Second order nonlinear ODE. How to begin solving it?

[2sin54]

Homework Statement

This is not the exact problem that I want to solve but I will use this as a guidance tool:
$y'' - (y')^2 + y^3 = 0$
where y is the function of x

2. The attempt at a solution

I tried doing a substitution $u(x) = y'(x)$ which leads to
$u' - u^2 + y^3 = 0$ where both u and y are functions of x so this does not work.

I tried doing a substitution $u(y(x)) = y'(x)$ which leads to
$u_y'y' - u^2 + y^3 = 0$ here I have the derivative of u with respect to y and the derivative of y w. r. t. x which I never really encountered in solving these equations (maybe it is the right way and I should somehow proceed?).

Tried substitutions with $(y')^2$ which did not get me far.

Methods like variation of parameters cannot be applied here since there's no independent variable function (at least to the original dif. equation).

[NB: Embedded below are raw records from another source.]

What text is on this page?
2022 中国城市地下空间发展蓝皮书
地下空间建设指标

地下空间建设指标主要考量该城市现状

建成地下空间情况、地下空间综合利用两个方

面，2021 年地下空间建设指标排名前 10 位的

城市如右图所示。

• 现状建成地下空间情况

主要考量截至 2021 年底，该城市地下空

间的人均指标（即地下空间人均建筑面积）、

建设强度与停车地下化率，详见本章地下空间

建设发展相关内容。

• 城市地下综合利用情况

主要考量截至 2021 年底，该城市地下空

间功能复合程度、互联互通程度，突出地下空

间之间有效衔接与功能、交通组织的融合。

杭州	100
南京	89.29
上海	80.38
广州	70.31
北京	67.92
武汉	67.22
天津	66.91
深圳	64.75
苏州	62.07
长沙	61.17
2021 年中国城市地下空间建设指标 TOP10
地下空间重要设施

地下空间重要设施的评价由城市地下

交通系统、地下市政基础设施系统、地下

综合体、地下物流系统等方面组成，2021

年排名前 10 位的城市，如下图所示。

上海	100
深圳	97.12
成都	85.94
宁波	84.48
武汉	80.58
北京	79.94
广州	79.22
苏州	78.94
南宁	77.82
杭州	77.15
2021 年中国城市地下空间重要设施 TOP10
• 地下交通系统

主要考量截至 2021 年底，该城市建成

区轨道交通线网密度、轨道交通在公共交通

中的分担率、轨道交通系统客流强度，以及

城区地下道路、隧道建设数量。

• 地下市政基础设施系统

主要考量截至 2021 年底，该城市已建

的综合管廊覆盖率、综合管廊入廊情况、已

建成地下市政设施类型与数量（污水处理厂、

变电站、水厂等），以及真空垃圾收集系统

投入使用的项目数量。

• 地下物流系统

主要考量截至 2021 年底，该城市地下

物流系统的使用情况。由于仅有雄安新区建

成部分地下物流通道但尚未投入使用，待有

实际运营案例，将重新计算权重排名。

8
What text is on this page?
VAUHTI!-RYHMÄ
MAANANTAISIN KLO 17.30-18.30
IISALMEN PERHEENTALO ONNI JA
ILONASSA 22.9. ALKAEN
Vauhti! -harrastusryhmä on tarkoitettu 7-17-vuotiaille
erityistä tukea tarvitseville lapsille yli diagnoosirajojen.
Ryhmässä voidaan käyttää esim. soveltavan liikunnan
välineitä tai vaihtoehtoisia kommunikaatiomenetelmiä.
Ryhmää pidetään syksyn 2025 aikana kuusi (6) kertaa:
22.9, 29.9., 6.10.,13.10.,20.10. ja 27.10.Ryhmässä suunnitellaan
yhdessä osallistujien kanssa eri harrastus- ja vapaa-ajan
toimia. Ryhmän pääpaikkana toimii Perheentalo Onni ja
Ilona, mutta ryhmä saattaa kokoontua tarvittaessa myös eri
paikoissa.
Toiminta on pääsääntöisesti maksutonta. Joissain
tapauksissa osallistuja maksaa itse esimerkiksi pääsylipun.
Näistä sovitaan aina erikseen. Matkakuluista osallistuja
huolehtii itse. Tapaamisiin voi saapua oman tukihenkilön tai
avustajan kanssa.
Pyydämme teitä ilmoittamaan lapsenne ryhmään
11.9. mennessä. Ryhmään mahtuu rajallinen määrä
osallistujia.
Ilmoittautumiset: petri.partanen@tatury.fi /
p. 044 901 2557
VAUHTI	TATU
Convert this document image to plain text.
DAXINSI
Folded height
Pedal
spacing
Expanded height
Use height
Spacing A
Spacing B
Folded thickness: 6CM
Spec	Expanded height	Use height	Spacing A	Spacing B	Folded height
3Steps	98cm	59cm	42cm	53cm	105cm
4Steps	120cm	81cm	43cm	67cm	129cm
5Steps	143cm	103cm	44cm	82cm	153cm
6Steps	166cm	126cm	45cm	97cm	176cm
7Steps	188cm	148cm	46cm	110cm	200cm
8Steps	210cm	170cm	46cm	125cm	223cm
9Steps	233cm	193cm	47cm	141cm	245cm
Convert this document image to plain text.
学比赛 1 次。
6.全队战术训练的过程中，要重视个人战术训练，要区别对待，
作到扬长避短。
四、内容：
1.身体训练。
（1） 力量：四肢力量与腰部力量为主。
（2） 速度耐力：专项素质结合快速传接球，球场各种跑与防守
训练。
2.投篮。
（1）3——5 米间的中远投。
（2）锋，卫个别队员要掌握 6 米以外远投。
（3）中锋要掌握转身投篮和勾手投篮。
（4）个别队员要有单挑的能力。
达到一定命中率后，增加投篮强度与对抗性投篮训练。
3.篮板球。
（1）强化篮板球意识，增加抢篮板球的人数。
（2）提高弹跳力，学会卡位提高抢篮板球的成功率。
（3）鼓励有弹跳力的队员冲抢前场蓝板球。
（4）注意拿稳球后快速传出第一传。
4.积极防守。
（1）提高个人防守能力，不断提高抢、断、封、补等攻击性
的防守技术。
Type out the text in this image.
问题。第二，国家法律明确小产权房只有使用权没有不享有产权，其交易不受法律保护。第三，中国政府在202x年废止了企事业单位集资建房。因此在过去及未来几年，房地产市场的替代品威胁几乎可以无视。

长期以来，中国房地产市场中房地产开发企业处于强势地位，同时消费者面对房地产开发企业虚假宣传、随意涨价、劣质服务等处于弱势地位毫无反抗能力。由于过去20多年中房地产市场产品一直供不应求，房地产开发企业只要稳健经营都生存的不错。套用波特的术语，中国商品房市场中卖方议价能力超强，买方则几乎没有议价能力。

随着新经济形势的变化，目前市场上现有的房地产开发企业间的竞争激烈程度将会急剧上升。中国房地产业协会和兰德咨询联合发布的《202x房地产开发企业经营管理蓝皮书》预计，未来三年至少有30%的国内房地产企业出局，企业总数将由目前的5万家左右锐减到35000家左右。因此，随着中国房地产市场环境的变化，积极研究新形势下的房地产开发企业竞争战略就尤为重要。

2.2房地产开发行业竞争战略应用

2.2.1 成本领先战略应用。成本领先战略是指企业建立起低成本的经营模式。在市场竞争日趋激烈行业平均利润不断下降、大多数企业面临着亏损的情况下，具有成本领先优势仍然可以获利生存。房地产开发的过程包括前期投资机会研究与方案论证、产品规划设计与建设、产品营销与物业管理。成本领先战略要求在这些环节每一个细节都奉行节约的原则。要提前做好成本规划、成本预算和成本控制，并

Any tips? For the original problem the initial conditions are given but I suppose they are not necessary to understand the method of approaching these kind of problems?

 

[ehild]

The fusion of your ideas considering y as independent variable and substituting u = (y')² will certainly work.
Setting y as independent variable,
$y'' = \frac {dy'}{dy} \frac {dy}{dx}=0.5 \frac {d(y')^2}{dx}$

Substituting u=(y')^2:

$0.5 \frac {du}{dx}-u+y^3=0$

You got a first-order linear equation for u, which can be solved by the integrating factor method, for example. Knowing u(y), dy/dx=sqrt(u(y)). You need to integrate, but it is not sure the integral can be obtained in terms of elementary functions.

ehild

 

[2sin54]

Thank you for the help. I now recall getting the same integrating factor once but I abandoned the solution. I get confused when there is no answer in elementary functions which is the case here.